Mountain West 2019 Abstract Supplement
INTRODUCTION: Classical repair of the cleft hard palate involves closure of nasal and oral mucosa without bony reconstitution. However, lack of bony support can lead to collapse of the maxillary arch, dental crowding and posterior cross-bite. To avoid the above, our institution performs two staged repair of the cleft palate with placement of demineralized bone matrix (DBX) into the residual palatal defect to re-create normal palatal anatomy.
METHODS: A retrospective review of children who underwent a two stage palatoplasty from 2016–18 was performed. At our institution, the soft palate is closed around 9 months of age and the hard palate repair around 2–3 years of age. During the second stage, the alveolar cleft was exposed to achieve a concomitant closure of the alveolus and hard palate. DBX was placed into the alveolar cleft and hard palate. These patients’ records, images, and dental impressions were reviewed for complications and changes in maxillary morphology.

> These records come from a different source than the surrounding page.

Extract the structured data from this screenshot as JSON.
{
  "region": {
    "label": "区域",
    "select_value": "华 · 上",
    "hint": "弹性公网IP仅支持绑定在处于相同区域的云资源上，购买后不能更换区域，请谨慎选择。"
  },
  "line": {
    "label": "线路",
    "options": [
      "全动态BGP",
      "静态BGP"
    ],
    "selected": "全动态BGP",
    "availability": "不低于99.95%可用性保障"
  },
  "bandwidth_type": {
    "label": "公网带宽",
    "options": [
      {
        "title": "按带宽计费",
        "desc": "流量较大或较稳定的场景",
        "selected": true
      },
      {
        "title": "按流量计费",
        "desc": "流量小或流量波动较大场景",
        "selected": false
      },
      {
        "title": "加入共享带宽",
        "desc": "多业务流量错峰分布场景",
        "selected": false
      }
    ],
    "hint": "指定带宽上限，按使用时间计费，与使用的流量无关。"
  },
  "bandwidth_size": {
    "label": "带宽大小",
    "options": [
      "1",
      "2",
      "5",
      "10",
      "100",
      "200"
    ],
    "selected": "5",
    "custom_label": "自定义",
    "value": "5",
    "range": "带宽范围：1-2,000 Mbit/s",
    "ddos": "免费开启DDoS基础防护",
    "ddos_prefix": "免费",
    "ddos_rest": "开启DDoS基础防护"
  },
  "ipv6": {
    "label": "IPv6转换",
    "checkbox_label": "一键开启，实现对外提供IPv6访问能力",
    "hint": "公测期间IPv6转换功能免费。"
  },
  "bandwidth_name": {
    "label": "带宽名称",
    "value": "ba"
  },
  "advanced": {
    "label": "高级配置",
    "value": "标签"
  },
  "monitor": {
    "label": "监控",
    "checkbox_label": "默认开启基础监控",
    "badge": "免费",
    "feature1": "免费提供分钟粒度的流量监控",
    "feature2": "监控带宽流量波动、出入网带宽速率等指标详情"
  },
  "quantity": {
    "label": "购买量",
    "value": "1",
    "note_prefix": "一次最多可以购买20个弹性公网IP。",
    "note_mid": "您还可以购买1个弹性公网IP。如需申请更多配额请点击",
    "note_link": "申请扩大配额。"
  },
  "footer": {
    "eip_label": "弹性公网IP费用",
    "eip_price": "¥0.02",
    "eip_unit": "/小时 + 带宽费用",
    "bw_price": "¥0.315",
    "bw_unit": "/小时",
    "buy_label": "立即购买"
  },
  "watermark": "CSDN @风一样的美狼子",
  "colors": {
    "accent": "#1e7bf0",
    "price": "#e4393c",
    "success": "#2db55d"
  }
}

RESULTS: 12 patients had a two stage palatoplasty with bone grafting in the second stage. None of the patients developed infection, hematoma, dehiscence, airway obstruction or fistulas. Dental impressions revealed less palatal arching and widening of the maxilla. All patients had normal occlusion.
CONCLUSIONS: Our early results support that there is less collapse of lateral segments and a more stable dental arch in patients who underwent bone grafting at the time of cleft palate repair. Wide exposure during the repair allows complete grafting of the maxillary bony deficit, which is not possible with traditional alveolar cleft repair.